House debates

Tuesday, 20 October 2020

Adjournment

COVID-19: Hydroxychloroquine

7:35 pm

Photo of Craig KellyCraig Kelly (Hughes, Liberal Party) Share this | | Hansard source

We are rightly proud in this country that, through the encouragement of risk taking and wealth creation, we are able to afford to list life-saving drugs on the PBS, enabling Australian citizens to access medicines that would otherwise be unaffordable. However, we currently have in our nation the obscenity that Australians are being access to a medicine, and a medical treatment, that the overwhelming evidence shows is saving lives around the world. And, yes, the medicine I am talking about is hydroxychloroquine, a drug approved in 1955, which has used by hundreds of millions of people worldwide since then and is sold over the counter in many countries today. Sadly, as we witnessed in this chamber today, some members of this House are so completely brainwashed, ill informed and ignorant that they start foaming at the mouth at the mere mention of the word 'hydroxychloroquine'.

Where hydroxychloroquine deniers fall into error is that they fail to distinguish between early treatment and late treatment. The brainwashed hydroxychloroquine deniers may do well to look at the recent outpatient medical treatment protocol for COVID-19 patients that was recently detailed in a peer-reviewed papers authored by over 20 medical doctors, including five PhDs, and published in no less a journal than the highly respected American Journal of Medicine. This treatment protocol recommends that COVID outpatients over 50 years of age or those with a single comorbidity be immediately treated with a combination of drugs including zinc, hydroxychloroquine and an antibiotic. Importantly, this paper notes: 'When started late in the hospital course and for short durations of time, antimalarials such as hydroxychloroquine appear to be ineffective'. However, the paper also notes: 'When started early in the hospital course and in outpatients, antimalarials may reduce the progression of the disease, prevent hospitalisation and are associated with reduced mortality.' And here are the words from this peer-reviewed study by the lead author, Dr Peter McLeod, a Master of Public Health: 'We treat serious viral infections always with multiple drugs. Not a single drug can carry the day. Hydroxychloroquine is the most proven of the approaches. In preclinical trials, hydroxychloroquine, when utilised, is very effective. In retrospective trials and clinical studies, when employed early, 100 per cent of those studies have demonstrated a positive result. I am confident that hydroxychloroquine is safe and effective.' And the legendary Dr Zelenko recently wrote:

The rationale for immediate treatment is because the viral load in a patient remains relatively constant during the first few days of the infection. This is when a patient has mild-flu like symptoms.

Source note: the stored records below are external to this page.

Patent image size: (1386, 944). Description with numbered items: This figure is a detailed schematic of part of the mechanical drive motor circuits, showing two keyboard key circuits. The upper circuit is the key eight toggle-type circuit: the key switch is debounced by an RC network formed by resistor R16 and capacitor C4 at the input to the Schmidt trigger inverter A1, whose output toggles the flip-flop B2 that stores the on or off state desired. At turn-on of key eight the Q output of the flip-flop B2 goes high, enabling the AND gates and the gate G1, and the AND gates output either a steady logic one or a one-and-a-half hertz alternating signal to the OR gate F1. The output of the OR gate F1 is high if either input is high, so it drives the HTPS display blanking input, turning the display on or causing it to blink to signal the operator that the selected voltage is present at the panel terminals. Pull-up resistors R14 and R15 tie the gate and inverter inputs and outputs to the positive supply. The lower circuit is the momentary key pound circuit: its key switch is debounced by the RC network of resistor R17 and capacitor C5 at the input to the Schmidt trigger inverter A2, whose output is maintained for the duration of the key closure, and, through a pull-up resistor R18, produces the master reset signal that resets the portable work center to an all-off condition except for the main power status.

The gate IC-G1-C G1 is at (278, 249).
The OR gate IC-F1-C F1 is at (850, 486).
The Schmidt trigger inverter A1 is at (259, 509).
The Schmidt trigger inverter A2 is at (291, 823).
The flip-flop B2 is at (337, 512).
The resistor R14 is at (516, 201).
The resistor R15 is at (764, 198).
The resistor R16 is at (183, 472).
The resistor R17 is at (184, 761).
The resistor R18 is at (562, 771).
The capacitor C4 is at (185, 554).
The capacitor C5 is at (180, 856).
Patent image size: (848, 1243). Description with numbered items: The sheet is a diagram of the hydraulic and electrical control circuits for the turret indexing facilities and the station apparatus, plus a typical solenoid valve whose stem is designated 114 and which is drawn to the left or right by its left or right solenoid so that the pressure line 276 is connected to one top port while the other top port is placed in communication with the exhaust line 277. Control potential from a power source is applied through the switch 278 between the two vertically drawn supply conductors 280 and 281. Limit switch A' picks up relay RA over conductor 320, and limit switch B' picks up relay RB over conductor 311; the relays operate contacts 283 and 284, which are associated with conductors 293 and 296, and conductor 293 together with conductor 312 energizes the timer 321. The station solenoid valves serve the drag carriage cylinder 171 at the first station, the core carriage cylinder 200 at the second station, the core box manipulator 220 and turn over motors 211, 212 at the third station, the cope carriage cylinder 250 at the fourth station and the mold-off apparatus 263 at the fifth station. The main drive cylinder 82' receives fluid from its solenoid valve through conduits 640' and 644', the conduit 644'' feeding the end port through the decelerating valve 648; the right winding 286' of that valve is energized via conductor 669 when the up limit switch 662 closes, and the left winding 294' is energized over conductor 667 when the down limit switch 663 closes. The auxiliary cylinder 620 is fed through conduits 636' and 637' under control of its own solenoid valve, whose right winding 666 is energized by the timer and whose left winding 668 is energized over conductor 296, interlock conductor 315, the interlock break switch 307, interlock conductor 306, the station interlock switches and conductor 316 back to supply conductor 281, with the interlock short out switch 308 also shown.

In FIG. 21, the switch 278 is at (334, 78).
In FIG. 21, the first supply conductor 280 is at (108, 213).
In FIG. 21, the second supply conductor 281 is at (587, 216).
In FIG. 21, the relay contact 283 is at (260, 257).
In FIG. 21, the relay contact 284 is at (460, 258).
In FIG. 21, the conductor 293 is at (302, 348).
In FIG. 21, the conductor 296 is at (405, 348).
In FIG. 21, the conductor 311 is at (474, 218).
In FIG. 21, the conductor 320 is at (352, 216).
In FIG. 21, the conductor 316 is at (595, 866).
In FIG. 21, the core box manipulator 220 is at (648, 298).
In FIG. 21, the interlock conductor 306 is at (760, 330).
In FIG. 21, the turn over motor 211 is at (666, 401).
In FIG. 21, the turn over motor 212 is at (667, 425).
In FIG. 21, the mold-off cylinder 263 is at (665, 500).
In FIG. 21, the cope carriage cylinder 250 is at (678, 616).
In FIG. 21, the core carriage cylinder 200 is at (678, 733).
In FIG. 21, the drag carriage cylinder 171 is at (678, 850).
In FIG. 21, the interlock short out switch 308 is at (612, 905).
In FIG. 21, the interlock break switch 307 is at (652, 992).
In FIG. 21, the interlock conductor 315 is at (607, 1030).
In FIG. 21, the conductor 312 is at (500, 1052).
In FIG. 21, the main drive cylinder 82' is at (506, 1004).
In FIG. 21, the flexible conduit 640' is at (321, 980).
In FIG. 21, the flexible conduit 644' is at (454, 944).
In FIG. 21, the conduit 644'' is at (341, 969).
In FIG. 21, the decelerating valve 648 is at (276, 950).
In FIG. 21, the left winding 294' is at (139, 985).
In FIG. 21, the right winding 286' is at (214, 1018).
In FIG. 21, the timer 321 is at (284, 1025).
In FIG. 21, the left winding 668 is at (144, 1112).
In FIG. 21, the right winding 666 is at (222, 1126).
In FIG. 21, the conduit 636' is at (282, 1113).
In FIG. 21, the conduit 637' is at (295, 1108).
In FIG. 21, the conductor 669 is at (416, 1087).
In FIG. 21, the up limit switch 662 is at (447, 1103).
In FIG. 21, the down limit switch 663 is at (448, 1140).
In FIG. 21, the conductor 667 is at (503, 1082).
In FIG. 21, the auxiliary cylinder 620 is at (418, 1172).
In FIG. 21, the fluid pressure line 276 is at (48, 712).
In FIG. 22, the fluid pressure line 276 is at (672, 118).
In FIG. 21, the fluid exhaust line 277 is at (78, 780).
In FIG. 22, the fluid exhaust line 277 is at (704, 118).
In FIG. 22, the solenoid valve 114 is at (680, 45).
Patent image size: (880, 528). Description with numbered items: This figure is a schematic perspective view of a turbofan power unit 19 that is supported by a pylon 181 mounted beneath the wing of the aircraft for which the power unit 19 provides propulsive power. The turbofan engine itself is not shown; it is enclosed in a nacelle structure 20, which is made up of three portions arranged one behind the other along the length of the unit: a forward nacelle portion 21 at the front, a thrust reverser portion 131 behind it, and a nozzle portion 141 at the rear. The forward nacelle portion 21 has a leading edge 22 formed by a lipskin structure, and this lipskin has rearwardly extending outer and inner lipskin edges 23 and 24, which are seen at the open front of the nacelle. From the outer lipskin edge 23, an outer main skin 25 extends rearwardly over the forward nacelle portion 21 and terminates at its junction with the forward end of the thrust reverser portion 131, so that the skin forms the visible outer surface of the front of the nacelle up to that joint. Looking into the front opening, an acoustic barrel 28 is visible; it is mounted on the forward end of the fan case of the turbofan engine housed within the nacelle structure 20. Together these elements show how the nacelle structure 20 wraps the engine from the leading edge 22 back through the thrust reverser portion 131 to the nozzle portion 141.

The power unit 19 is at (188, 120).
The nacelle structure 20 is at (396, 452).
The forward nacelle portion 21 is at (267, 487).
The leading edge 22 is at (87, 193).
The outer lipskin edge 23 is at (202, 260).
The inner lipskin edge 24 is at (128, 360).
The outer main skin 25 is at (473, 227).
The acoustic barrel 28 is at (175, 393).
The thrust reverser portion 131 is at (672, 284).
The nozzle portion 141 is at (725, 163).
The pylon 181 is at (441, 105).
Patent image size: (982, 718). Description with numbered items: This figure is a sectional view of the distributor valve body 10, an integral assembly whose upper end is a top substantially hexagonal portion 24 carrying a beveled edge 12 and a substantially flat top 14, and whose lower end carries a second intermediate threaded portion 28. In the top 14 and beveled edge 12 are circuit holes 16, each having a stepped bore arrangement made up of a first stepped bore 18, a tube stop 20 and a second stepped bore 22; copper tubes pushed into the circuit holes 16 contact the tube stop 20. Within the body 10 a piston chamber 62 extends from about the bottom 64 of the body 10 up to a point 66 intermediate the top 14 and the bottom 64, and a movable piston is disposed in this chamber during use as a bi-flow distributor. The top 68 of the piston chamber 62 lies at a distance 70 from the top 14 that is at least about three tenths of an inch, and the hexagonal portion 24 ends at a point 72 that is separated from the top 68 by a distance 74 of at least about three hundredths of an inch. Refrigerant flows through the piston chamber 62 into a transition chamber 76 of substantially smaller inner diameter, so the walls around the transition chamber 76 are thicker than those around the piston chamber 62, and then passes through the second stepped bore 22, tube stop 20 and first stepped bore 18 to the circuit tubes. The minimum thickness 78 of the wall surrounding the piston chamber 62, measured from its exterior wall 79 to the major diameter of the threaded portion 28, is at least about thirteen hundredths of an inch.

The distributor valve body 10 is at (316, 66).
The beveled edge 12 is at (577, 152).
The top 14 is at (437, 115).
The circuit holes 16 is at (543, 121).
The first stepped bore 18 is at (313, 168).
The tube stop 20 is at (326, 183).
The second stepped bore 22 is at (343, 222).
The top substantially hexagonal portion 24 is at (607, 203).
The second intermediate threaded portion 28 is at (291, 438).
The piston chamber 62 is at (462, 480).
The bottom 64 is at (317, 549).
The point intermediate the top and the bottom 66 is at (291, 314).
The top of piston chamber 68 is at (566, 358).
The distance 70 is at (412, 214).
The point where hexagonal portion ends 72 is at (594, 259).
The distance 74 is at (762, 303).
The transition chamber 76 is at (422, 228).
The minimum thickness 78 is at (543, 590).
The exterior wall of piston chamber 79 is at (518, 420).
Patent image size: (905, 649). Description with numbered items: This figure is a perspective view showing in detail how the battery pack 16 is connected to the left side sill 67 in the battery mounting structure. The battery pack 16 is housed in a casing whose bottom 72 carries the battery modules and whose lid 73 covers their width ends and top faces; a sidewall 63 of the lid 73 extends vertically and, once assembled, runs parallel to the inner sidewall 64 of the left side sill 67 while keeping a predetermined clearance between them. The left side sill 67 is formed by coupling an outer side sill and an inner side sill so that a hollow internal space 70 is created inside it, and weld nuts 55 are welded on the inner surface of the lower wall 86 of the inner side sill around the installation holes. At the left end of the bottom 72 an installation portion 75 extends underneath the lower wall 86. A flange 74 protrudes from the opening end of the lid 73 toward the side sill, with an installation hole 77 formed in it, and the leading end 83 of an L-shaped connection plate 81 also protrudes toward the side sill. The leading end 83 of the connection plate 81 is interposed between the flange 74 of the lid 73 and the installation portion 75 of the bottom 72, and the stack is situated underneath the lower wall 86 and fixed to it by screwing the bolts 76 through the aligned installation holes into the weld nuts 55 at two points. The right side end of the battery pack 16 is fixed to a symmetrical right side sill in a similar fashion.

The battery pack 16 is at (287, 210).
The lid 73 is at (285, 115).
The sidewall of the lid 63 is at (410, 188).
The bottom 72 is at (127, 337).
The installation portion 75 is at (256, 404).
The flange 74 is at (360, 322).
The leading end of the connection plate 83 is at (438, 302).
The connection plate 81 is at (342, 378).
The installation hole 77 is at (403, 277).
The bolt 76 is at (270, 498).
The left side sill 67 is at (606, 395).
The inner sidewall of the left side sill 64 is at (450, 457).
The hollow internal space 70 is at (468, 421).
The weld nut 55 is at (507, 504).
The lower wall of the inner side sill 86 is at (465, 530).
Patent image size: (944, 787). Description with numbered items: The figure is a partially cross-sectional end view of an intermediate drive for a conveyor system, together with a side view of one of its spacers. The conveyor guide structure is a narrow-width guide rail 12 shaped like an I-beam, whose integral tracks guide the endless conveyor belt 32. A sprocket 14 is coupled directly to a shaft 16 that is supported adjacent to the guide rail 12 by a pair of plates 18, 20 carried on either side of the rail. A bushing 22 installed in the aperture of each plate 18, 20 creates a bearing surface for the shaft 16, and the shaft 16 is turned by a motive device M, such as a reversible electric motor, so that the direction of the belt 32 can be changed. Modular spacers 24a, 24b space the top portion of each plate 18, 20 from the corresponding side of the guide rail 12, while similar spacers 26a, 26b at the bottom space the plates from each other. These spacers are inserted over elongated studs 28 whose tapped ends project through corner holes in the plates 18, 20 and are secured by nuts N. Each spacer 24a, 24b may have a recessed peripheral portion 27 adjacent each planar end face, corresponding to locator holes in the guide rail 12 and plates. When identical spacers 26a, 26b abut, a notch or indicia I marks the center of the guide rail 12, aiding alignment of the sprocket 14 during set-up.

After five days of having symptoms, however, the Covid-19 virus begins to replicate at an exponential rate. Based on my team’s and my treatment of thousands of patients, it is clear that after five days of symptoms most high-risk patients begin to develop devastating complications such as catastrophic lung injury and blood clots. Therefore, high-risk patients must be treated … based on clinical suspicion of Covid-19.

Therefore, all the studies related to the efficacy of HCQ that were performed on hospitalized and critically-ill patients either missed the boat or were designed to fail.

And yet we currently have a situation in this nation where Australians are being denied access to this potentially life-saving medicine and this potentially life-saving medical treatment, a treatment not made up by kooks and crazies but a treatment that is recommended in a peer-reviewed paper authored by 20 medical doctors, including five PhDs, and published in no less a publication than the highly respected American Journal of Medicine. This ban must end. It is contrary to the peer-reviewed evidence, and Australians should no longer be denied access to a drug and a medical treatment that have been shown to save lives.